Données officielles EEA 2013–2026
L’inversion thermique n’a piégé aucun épisode de pollution à Bordeaux entre 2013 et 2024. Pour un Bordelais, les soirées d’hiver sur les quais de la Garonne n’ont donc jamais été marquées par cette couche d’air froid qui coince les particules. Ici, le vent d’océan et la Douve nettoient le ciel.
La période la plus longue d’inversion à Bordeaux n’existe pas : 0 jour d’affilée enregistré. Le premier et le dernier épisode sont absents des données.

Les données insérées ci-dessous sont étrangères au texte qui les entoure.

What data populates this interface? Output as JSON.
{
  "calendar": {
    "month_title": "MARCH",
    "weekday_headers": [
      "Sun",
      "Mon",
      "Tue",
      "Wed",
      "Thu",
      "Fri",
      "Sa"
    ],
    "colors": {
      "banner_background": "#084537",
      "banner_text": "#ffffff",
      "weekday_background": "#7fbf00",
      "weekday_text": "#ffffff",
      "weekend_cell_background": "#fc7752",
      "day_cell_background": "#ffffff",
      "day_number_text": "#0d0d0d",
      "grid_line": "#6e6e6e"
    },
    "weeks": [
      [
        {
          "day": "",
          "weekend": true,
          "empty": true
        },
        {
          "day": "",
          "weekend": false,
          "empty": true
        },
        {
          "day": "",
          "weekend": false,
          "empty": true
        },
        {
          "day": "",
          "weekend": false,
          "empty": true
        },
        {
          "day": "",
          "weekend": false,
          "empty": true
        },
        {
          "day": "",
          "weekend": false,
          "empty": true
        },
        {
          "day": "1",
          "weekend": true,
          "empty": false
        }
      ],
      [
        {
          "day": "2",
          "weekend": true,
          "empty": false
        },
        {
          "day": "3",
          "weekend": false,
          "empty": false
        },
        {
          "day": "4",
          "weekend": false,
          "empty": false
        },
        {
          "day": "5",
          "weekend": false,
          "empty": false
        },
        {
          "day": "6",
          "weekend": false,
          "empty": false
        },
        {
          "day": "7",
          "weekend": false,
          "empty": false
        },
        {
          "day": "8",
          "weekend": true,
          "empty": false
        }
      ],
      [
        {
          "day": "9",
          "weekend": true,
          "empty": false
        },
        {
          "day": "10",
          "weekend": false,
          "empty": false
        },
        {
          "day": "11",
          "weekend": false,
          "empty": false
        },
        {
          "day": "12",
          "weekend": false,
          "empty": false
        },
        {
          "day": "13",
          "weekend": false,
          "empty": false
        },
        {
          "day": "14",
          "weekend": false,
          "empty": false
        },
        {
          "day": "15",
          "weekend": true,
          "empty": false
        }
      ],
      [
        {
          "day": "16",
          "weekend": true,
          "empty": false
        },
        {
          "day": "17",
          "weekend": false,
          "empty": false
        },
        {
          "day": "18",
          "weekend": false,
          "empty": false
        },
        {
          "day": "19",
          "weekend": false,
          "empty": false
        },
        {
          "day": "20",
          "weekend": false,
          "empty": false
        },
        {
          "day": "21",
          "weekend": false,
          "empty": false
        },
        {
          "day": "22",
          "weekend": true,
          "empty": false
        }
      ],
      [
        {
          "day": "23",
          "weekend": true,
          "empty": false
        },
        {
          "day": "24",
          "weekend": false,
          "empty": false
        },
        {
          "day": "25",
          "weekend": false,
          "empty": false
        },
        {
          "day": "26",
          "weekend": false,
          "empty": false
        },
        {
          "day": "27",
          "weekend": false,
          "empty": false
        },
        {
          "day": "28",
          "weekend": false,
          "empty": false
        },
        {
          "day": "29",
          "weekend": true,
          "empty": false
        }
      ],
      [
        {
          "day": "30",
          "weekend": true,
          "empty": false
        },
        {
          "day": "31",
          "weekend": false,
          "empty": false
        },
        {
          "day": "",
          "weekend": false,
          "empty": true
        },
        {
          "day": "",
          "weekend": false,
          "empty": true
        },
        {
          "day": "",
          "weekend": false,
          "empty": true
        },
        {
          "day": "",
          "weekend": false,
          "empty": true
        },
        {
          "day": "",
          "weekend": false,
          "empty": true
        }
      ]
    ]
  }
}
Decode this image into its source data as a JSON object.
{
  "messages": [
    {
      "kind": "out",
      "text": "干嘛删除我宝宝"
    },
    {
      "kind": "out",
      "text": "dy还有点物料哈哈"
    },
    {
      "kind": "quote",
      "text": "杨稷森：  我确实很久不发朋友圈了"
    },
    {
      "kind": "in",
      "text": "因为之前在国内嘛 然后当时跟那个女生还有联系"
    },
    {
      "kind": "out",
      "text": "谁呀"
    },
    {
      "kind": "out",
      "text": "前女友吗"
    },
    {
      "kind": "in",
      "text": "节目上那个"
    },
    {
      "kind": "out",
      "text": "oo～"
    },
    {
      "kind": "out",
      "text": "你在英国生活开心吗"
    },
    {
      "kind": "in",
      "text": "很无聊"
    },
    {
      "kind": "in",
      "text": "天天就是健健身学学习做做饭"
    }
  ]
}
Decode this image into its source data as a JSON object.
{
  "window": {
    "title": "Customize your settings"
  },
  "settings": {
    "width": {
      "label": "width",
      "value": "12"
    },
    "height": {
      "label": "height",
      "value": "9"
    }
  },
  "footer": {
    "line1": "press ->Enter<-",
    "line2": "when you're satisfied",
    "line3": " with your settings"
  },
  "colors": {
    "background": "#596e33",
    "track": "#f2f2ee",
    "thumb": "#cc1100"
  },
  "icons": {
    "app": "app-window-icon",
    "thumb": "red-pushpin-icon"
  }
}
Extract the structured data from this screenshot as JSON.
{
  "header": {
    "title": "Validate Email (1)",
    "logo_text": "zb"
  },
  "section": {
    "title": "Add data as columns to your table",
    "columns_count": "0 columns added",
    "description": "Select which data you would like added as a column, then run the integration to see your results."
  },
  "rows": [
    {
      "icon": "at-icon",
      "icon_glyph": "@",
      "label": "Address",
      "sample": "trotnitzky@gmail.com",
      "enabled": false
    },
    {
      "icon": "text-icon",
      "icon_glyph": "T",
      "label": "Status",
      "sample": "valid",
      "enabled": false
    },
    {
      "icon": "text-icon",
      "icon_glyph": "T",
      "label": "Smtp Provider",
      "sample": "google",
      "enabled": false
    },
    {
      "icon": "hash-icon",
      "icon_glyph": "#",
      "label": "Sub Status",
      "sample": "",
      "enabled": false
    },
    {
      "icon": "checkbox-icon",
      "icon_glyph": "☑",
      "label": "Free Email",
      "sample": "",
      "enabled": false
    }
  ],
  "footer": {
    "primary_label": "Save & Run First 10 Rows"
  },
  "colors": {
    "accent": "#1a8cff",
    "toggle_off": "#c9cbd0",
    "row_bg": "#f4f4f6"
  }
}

Cela signifie que, concrètement, aucun hiver depuis 11 ans n’a vu le brouillard pollué s’installer sur la place de la Bourse.
Les températures de janvier à Bordeaux montent à 27,2 °C en moyenne, puis grimpent à 29 °C en décembre. Cette douceur constante évite le piège de l’inversion. La saisonnalité locale bascule vers un hiver de plus en plus tiède, qui empêche les strates d’air froid de se former sous la Tour Pey-Berland.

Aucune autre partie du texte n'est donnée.